Tuesday, August 31, 2010

We All Move

My youngest daughter, 27, is moving to Florida today. It's an 866 mile journey. She's driving her Jeep; her friend is riding shotgun. Her boyfriend is driving the moving truck with his car attached to the back of it. Coming up the coast, maybe, is Hurricane Earle to meet them.

Parenthood is fraught with nervous expectation that your kids will: a) turn out okay; and, b) become successful. You don't want to think about - c) survive. At least not in the literal sense. But, when I decided to move, weather was the last thing on my mind.

When I moved up to Massachusetts in the beginning of 2006, I drove the 300 odd miles with a 12" snow storm following behind me. About two hours after I got to my new digs, taking Dixie out for a walk, it started to snow. During the entire trip it never occured to me that I could end up in serious trouble. I'm sure she's not thinking that way, either.

But I am. And I worry about it for her.

Maybe that's what happens when you age; or maybe it's what happens when you think more about others, especially your kids, than you do about yourself. I almost always feel like I can control the things going on in my life; I have confidence in myself to be able to get out of any situation. When I found out I had prostate cancer it never occured to me that I might die. I knew I just had to deal with it, keep moving on and everything would work out.

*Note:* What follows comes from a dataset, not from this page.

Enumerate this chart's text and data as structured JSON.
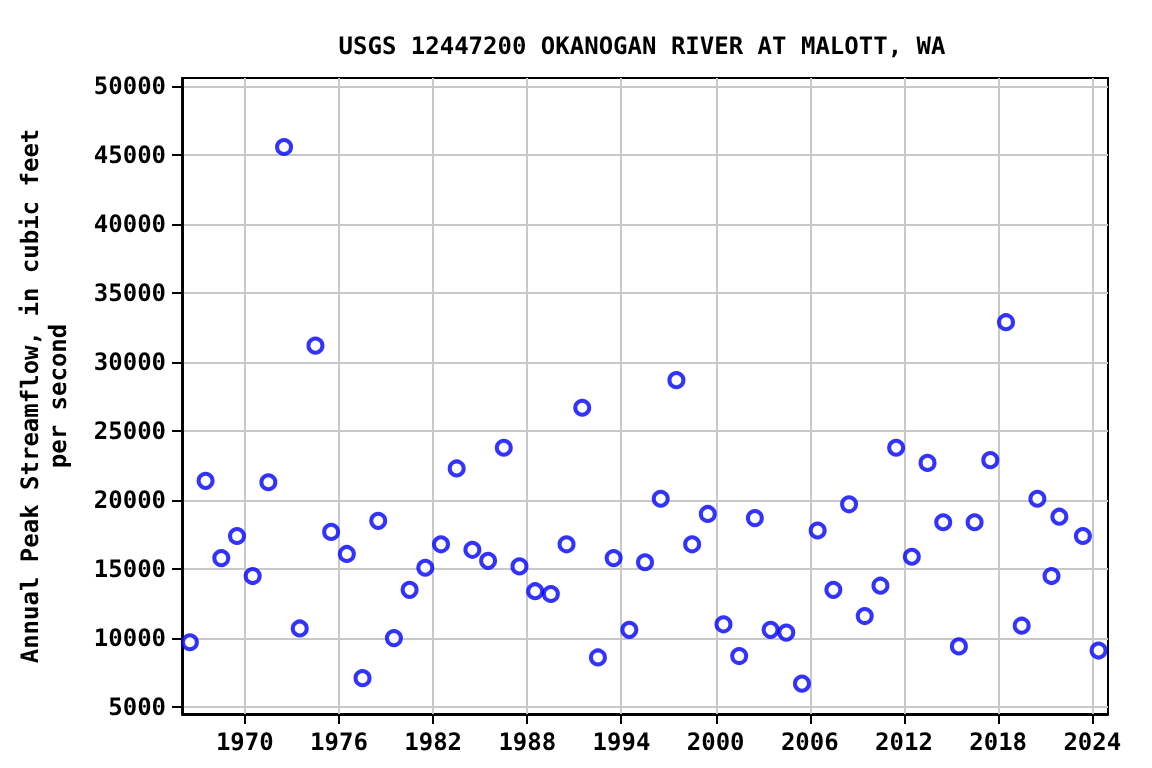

I guess we always remember our kids as when they were little, vulnerable and needed our protection. We want to take care of them and make them always be okay. I think it is harder to let go emotionally than it is physically. The emotional attachment is stronger than anything. It is a tie that binds forever, maybe even longer than forever; maybe into infinity.

In late July, when my daughter came up to visit, we had a good time. Standing in the airport at visit's end, I said to her, "Thanks for coming up. honey." She replied, "you're welcome, dad." I said, "I love you, sweetheart." And she said, "I love you too, daddy." And then she was gone.

Today she's going even farther. It's 1,270 miles from here to where she's moving. The physical distance increases yet its effect is not as great as how the emotions of it affect me. I told her - anything goes wrong; you need me, all you have to do is call and I will be there. Forever. Maybe even longer than that.